予約席
そこには、今は誰も座ることはない。
自分が行きつけにしているバーの、一番入口から遠いところにあるカウンター席。
その席は、はるかに昔に、このバーが開店したときくらいに来た最初期のお客さんの一人で、今に至るまでずっと来店をしていた人だ。
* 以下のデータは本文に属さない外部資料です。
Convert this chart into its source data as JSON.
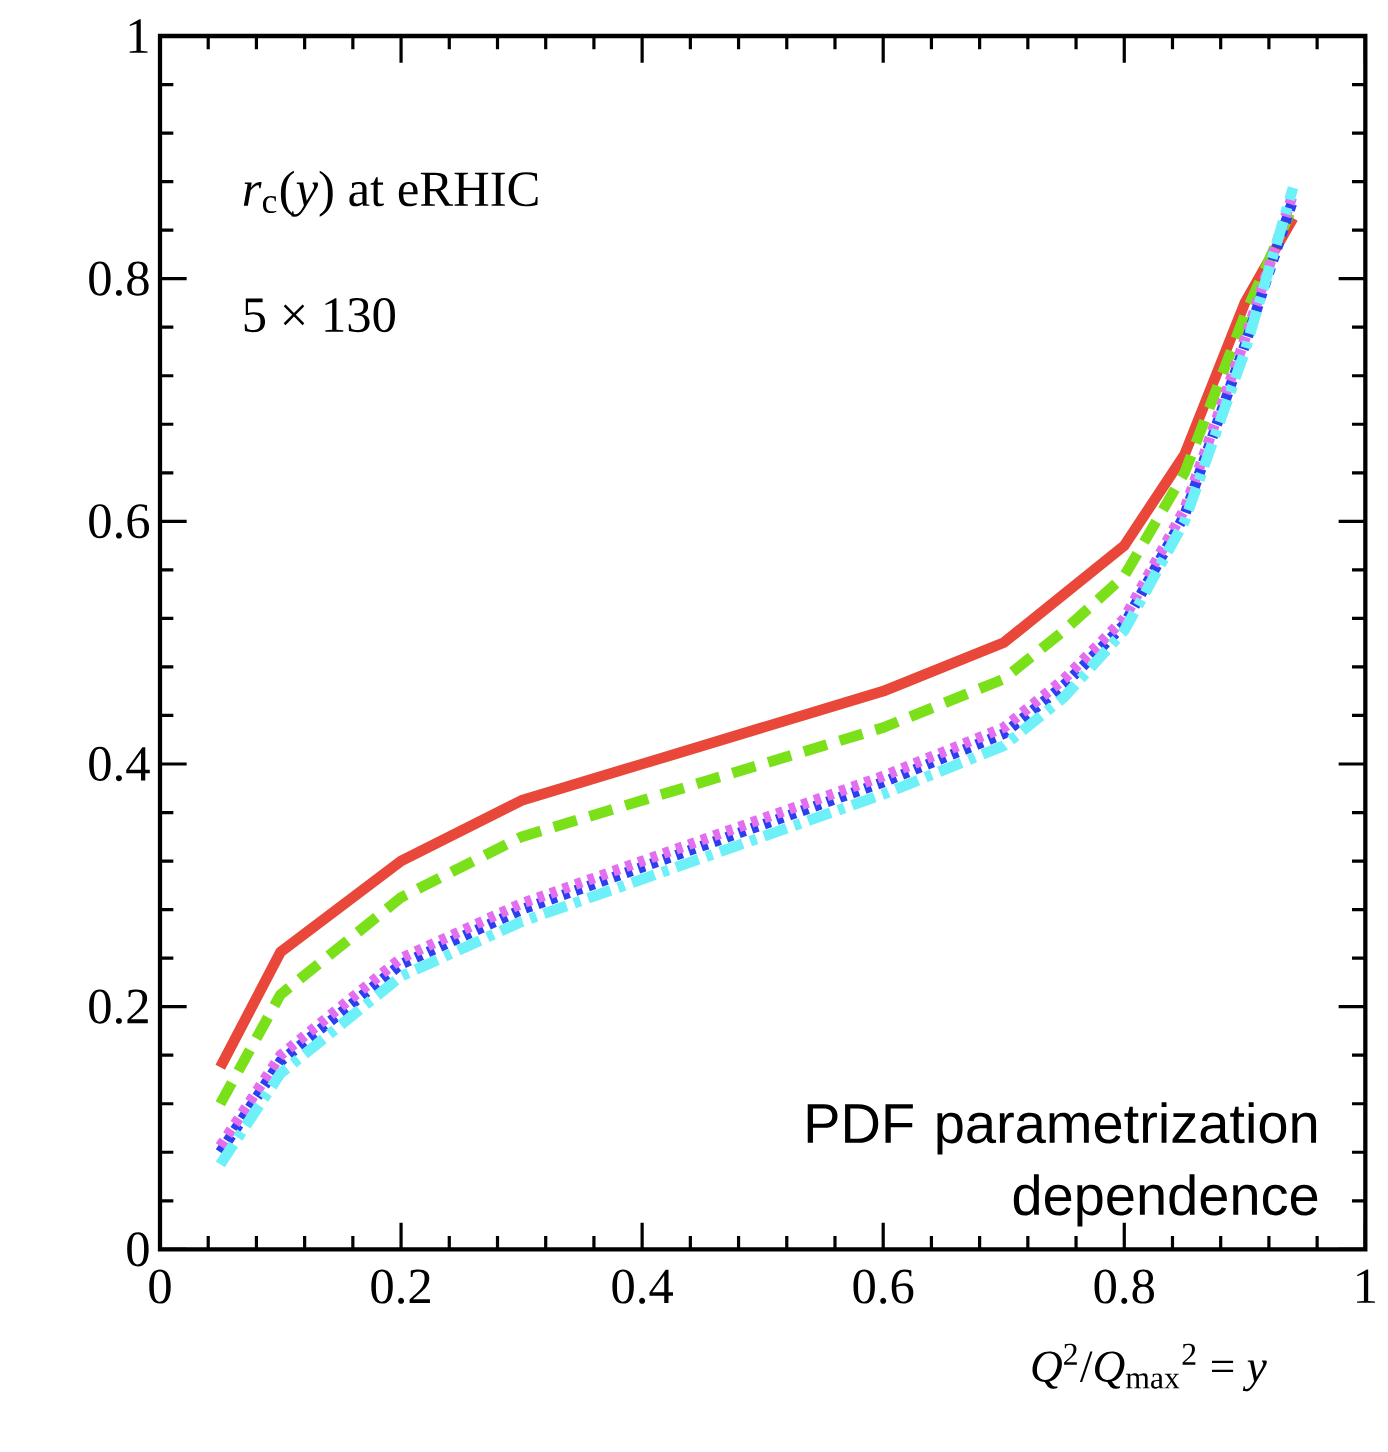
{
  "chart_data": {
    "type": "line",
    "xlabel": "*Q*$^{2}$/*Q*$_{max}$$^{2}$ = *y*",
    "annotations": [
      "*r*$_{c}$(*y*) at eRHIC",
      "5 × 130",
      "PDF parametrization dependence"
    ],
    "x": [
      0.05,
      0.1,
      0.2,
      0.3,
      0.4,
      0.5,
      0.6,
      0.7,
      0.75,
      0.8,
      0.85,
      0.9,
      0.94
    ],
    "xlim": [
      0,
      1
    ],
    "ylim": [
      0,
      1
    ],
    "xticks": [
      0,
      0.2,
      0.4,
      0.6,
      0.8,
      1
    ],
    "yticks": [
      0,
      0.2,
      0.4,
      0.6,
      0.8,
      1
    ],
    "series": [
      {
        "color": "#e8473a",
        "line_style": "solid",
        "values": [
          0.15,
          0.245,
          0.32,
          0.37,
          0.4,
          0.43,
          0.46,
          0.5,
          0.54,
          0.58,
          0.655,
          0.78,
          0.85
        ]
      },
      {
        "color": "#7ae01a",
        "line_style": "dashed",
        "values": [
          0.12,
          0.21,
          0.29,
          0.34,
          0.37,
          0.4,
          0.43,
          0.47,
          0.51,
          0.555,
          0.64,
          0.77,
          0.86
        ]
      },
      {
        "color": "#2b3ff0",
        "line_style": "dotted",
        "values": [
          0.08,
          0.155,
          0.235,
          0.28,
          0.315,
          0.35,
          0.385,
          0.425,
          0.465,
          0.515,
          0.605,
          0.745,
          0.865
        ]
      },
      {
        "color": "#e46ef0",
        "line_style": "dotted",
        "values": [
          0.085,
          0.16,
          0.24,
          0.285,
          0.32,
          0.355,
          0.39,
          0.43,
          0.47,
          0.52,
          0.61,
          0.75,
          0.87
        ]
      },
      {
        "color": "#6ef0f8",
        "line_style": "dashdot",
        "values": [
          0.07,
          0.145,
          0.225,
          0.27,
          0.305,
          0.34,
          0.375,
          0.415,
          0.455,
          0.51,
          0.6,
          0.74,
          0.875
        ]
      }
    ]
  }
}
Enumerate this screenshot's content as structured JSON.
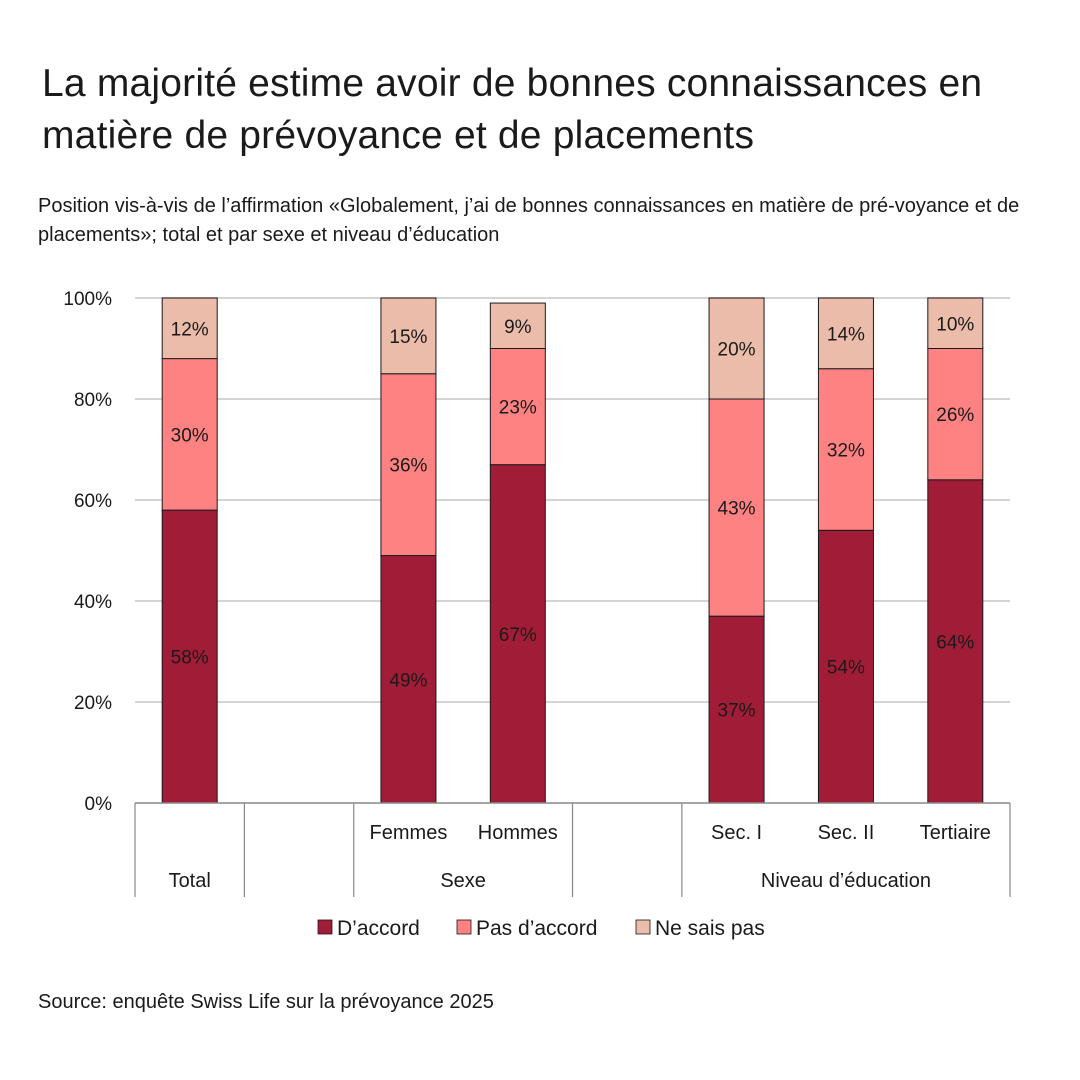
{
  "title": "La majorité estime avoir de bonnes connaissances en matière de prévoyance et de placements",
  "subtitle": "Position vis-à-vis de l’affirmation «Globalement, j’ai de bonnes connaissances en matière de pré-voyance et de placements»; total et par sexe et niveau d’éducation",
  "source": "Source: enquête Swiss Life sur la prévoyance 2025",
  "chart_data": {
    "type": "bar",
    "stacked": true,
    "ylim": [
      0,
      100
    ],
    "yticks": [
      "0%",
      "20%",
      "40%",
      "60%",
      "80%",
      "100%"
    ],
    "ytick_values": [
      0,
      20,
      40,
      60,
      80,
      100
    ],
    "grid": true,
    "legend_position": "bottom",
    "categories": [
      "Total",
      "",
      "Femmes",
      "Hommes",
      "",
      "Sec. I",
      "Sec. II",
      "Tertiaire"
    ],
    "groups": [
      {
        "label": "Total",
        "span": 1
      },
      {
        "label": "",
        "span": 1
      },
      {
        "label": "Sexe",
        "span": 2
      },
      {
        "label": "",
        "span": 1
      },
      {
        "label": "Niveau d’éducation",
        "span": 3
      }
    ],
    "series": [
      {
        "name": "D’accord",
        "color": "#a11c37",
        "values": [
          58,
          null,
          49,
          67,
          null,
          37,
          54,
          64
        ],
        "labels": [
          "58%",
          "",
          "49%",
          "67%",
          "",
          "37%",
          "54%",
          "64%"
        ]
      },
      {
        "name": "Pas d’accord",
        "color": "#fd8281",
        "values": [
          30,
          null,
          36,
          23,
          null,
          43,
          32,
          26
        ],
        "labels": [
          "30%",
          "",
          "36%",
          "23%",
          "",
          "43%",
          "32%",
          "26%"
        ]
      },
      {
        "name": "Ne sais pas",
        "color": "#ecbcaa",
        "values": [
          12,
          null,
          15,
          9,
          null,
          20,
          14,
          10
        ],
        "labels": [
          "12%",
          "",
          "15%",
          "9%",
          "",
          "20%",
          "14%",
          "10%"
        ]
      }
    ]
  }
}
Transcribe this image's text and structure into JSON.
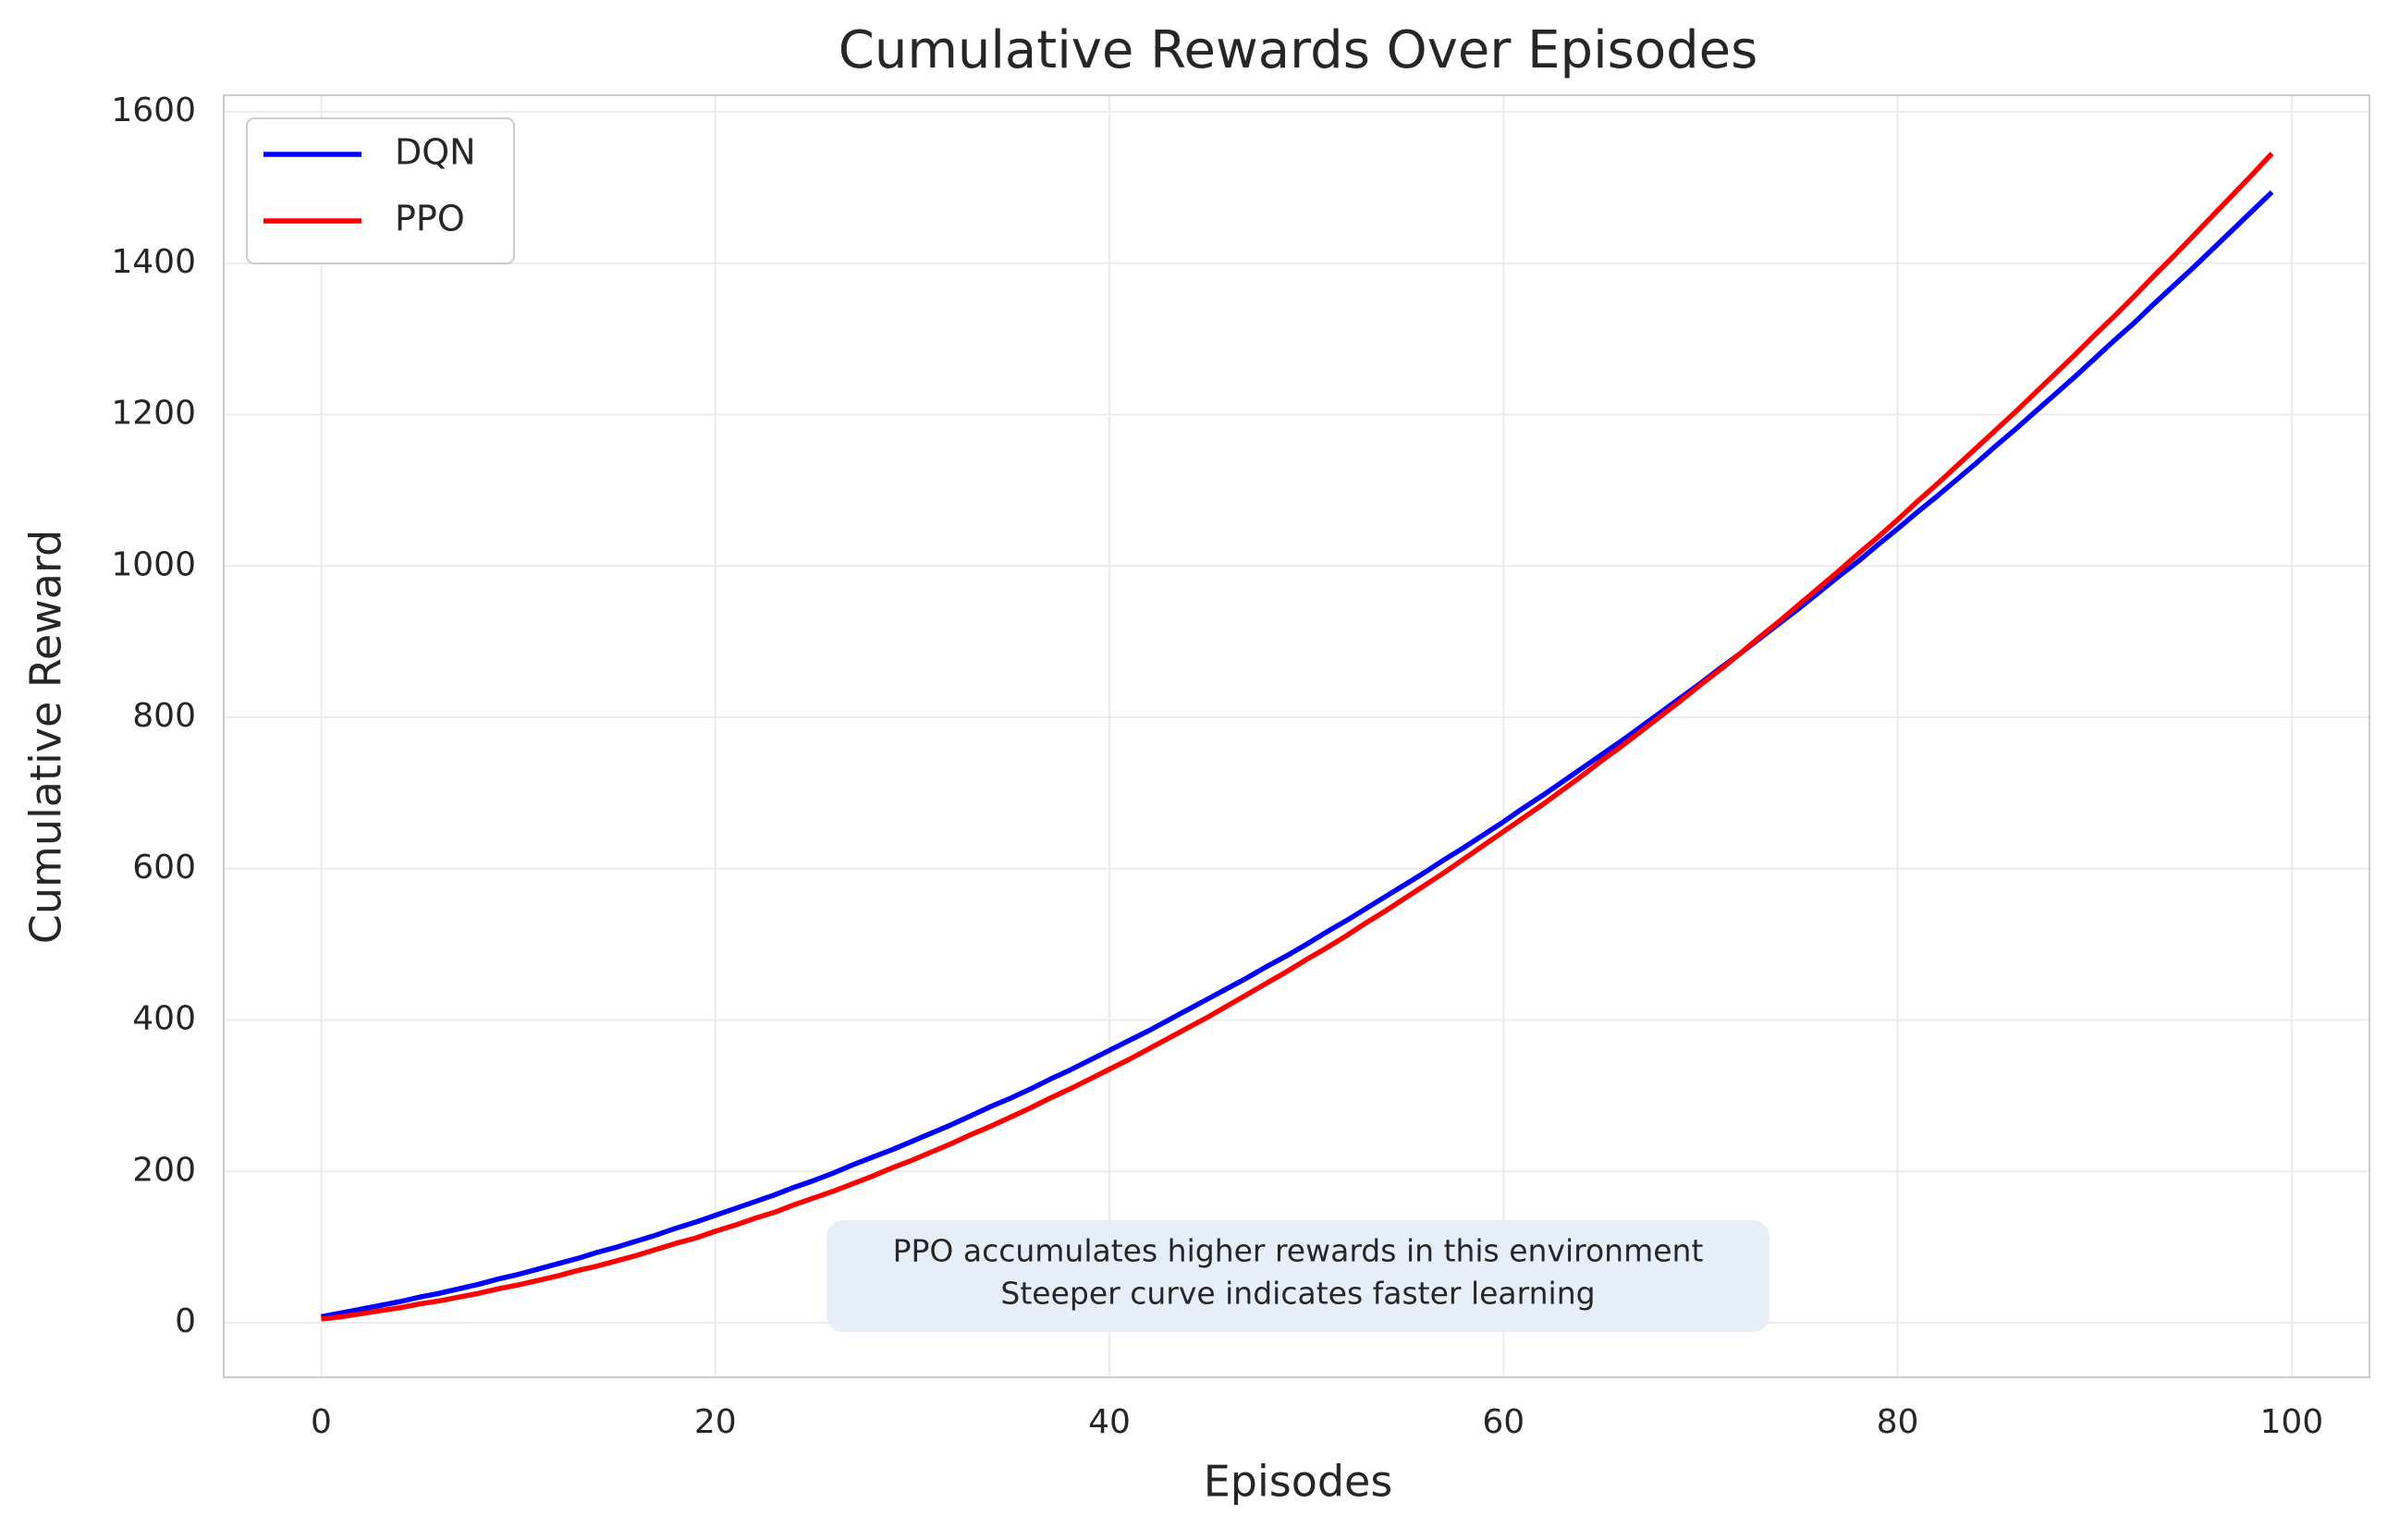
{
  "chart_data": {
    "type": "line",
    "title": "Cumulative Rewards Over Episodes",
    "xlabel": "Episodes",
    "ylabel": "Cumulative Reward",
    "x": [
      0,
      1,
      2,
      3,
      4,
      5,
      6,
      7,
      8,
      9,
      10,
      11,
      12,
      13,
      14,
      15,
      16,
      17,
      18,
      19,
      20,
      21,
      22,
      23,
      24,
      25,
      26,
      27,
      28,
      29,
      30,
      31,
      32,
      33,
      34,
      35,
      36,
      37,
      38,
      39,
      40,
      41,
      42,
      43,
      44,
      45,
      46,
      47,
      48,
      49,
      50,
      51,
      52,
      53,
      54,
      55,
      56,
      57,
      58,
      59,
      60,
      61,
      62,
      63,
      64,
      65,
      66,
      67,
      68,
      69,
      70,
      71,
      72,
      73,
      74,
      75,
      76,
      77,
      78,
      79,
      80,
      81,
      82,
      83,
      84,
      85,
      86,
      87,
      88,
      89,
      90,
      91,
      92,
      93,
      94,
      95,
      96,
      97,
      98,
      99
    ],
    "series": [
      {
        "name": "DQN",
        "color": "#0000ff",
        "values": [
          8,
          13,
          18,
          23,
          28,
          34,
          39,
          45,
          51,
          58,
          64,
          71,
          78,
          85,
          93,
          100,
          108,
          116,
          125,
          133,
          142,
          151,
          160,
          169,
          179,
          188,
          198,
          209,
          219,
          229,
          240,
          251,
          262,
          274,
          286,
          297,
          309,
          322,
          334,
          347,
          360,
          373,
          386,
          400,
          414,
          428,
          442,
          456,
          471,
          485,
          500,
          516,
          531,
          547,
          563,
          579,
          595,
          612,
          628,
          645,
          662,
          680,
          697,
          715,
          733,
          751,
          769,
          788,
          807,
          826,
          845,
          865,
          884,
          904,
          924,
          944,
          965,
          986,
          1006,
          1028,
          1049,
          1071,
          1092,
          1114,
          1136,
          1159,
          1181,
          1204,
          1227,
          1250,
          1274,
          1298,
          1321,
          1346,
          1370,
          1394,
          1419,
          1444,
          1469,
          1494
        ]
      },
      {
        "name": "PPO",
        "color": "#ff0000",
        "values": [
          5,
          8,
          12,
          16,
          20,
          25,
          29,
          34,
          39,
          45,
          50,
          56,
          62,
          69,
          75,
          82,
          89,
          97,
          105,
          112,
          121,
          129,
          138,
          146,
          156,
          165,
          174,
          184,
          194,
          205,
          215,
          226,
          237,
          249,
          260,
          272,
          284,
          297,
          309,
          322,
          335,
          348,
          362,
          376,
          390,
          404,
          419,
          434,
          449,
          464,
          480,
          495,
          511,
          528,
          544,
          561,
          578,
          595,
          613,
          631,
          649,
          667,
          685,
          704,
          723,
          743,
          762,
          782,
          802,
          822,
          843,
          863,
          884,
          906,
          927,
          949,
          971,
          993,
          1016,
          1038,
          1061,
          1085,
          1108,
          1132,
          1156,
          1180,
          1204,
          1229,
          1254,
          1279,
          1305,
          1330,
          1356,
          1383,
          1409,
          1436,
          1463,
          1490,
          1517,
          1545
        ]
      }
    ],
    "xlim": [
      -4.95,
      103.95
    ],
    "ylim": [
      -72,
      1622
    ],
    "xticks": [
      0,
      20,
      40,
      60,
      80,
      100
    ],
    "yticks": [
      0,
      200,
      400,
      600,
      800,
      1000,
      1200,
      1400,
      1600
    ],
    "grid": true,
    "legend": "upper left",
    "annotation": [
      "PPO accumulates higher rewards in this environment",
      "Steeper curve indicates faster learning"
    ]
  }
}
その人を記念して、その席は専用席となり、そして予約席という小さな三角形の金属看板も椅子の上に置かれるほどになった。
ただその人も人間だ。
バーが開店してから半世紀をしっかりと声、60年近く経った。
マスターも今や3代目。
当時20代だったその人もすっかりと定年を迎え、それからしばらくしてこなくなった。
常連同士で心配しているという声をかけていると、ふらっと彼がやってくる。
どうしたのかと聞いてみると、大病を患ったのだと。
そして明日をも知れぬ命なのだと宣告されたと教えてくれた。
さらに半年を過ぎた、寒い日の頃。
ご家族の方という人が、バーにやってきた。
亡くなったのだという。
そしてこの店のために一つ、遺品を残してくれたのだといって持ってきてくれたのだった。
今、その席があるカウンターのところに置かれている1つの百合の花の形をした焼き物。
それがそれだ。
そのことを記念して、この席だけ今や百合の席と呼ばれている。
故人の意思で、席はすでに解放されているが、百合の焼き物だけ、今も残されている。
ただそのために、この席が使われたことはない。